A mí alrededor se alzaban columnas de humo que ahogaban mis pensamientos, con una cacofonía de lamentos e histeria como música de fondo. Los seres que se jactaban de ser pensantes se quitaban las máscaras, y yo prefería no mirar, porque lo que veía en sus ojos me aterraba; celos, hambre de cosas que no podían más que desear, desesperación.

Y entonces me hundía más en mí mismo, y mantenía la mirada baja y el alma hasta el suelo.

El infierno son los otros. Lo sabía porque lo había visto muchas veces: cómo dolían sus corazones, cómo se rompían sus alas y cómo se conformaban con descender de las estrellas sin más. “¡La culpa no está en las estrellas, sino en nosotros que nos dignamos a ser inferiores!” Y era entonces cuando el infierno que se creía bajo nuestros pies palidecía y éste, el que me rodeaba, brillaba cada vez con más intensidad hasta cegarme.

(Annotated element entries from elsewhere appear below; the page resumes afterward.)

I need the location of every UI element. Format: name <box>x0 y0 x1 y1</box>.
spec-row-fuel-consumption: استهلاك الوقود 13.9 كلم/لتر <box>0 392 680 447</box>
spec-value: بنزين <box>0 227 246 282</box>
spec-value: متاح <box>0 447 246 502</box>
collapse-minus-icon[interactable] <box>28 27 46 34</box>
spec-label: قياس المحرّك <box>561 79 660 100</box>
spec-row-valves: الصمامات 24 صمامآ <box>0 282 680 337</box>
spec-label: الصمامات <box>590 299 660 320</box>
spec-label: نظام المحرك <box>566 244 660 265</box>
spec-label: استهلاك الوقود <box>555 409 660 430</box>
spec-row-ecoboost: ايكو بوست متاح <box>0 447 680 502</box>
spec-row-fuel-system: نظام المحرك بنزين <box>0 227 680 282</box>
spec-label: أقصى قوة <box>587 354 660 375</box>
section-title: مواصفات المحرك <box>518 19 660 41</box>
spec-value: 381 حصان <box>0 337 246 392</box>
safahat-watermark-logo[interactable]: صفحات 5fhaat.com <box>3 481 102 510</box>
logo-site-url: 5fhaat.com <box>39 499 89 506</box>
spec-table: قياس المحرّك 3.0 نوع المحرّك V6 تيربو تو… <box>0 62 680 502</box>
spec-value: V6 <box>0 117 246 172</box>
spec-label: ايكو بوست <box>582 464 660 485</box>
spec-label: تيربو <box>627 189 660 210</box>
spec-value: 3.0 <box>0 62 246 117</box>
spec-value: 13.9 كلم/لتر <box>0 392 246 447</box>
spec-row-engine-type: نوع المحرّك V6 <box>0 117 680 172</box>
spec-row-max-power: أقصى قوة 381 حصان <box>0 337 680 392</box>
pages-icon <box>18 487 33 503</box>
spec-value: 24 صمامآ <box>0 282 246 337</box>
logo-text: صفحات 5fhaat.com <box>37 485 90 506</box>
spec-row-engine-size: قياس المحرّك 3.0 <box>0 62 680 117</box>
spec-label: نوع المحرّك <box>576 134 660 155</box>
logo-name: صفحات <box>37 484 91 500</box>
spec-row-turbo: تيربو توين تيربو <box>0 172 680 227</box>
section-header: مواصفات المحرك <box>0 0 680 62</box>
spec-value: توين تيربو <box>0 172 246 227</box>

Lo único que me aliviaba era mirar el cielo y los colores cambiantes, las formas que creaban las nubes me hacían pensar que quizá no todo estuviese perdido, que tal vez existía una posibilidad de que el paraíso coexistiera con el infierno. Pero no; ¿podían acaso las aguas sostener las llamas en sus manos, o el fuego mirar al mar sin quemarlo?

inferno

¿Y qué? Si ni siquiera me gustaba el lugar que había más allá de esas colinas. No sabía qué había, mas no importaba, con tal de escapar del infierno, ése infierno infinito que sabía acabaría algún día. Entonces todo sería hermoso, y a las flores dejaría de preocuparles que las cortasen, y el viento cantaría todas las canciones que habían sido ignoradas por los seres enmascarados.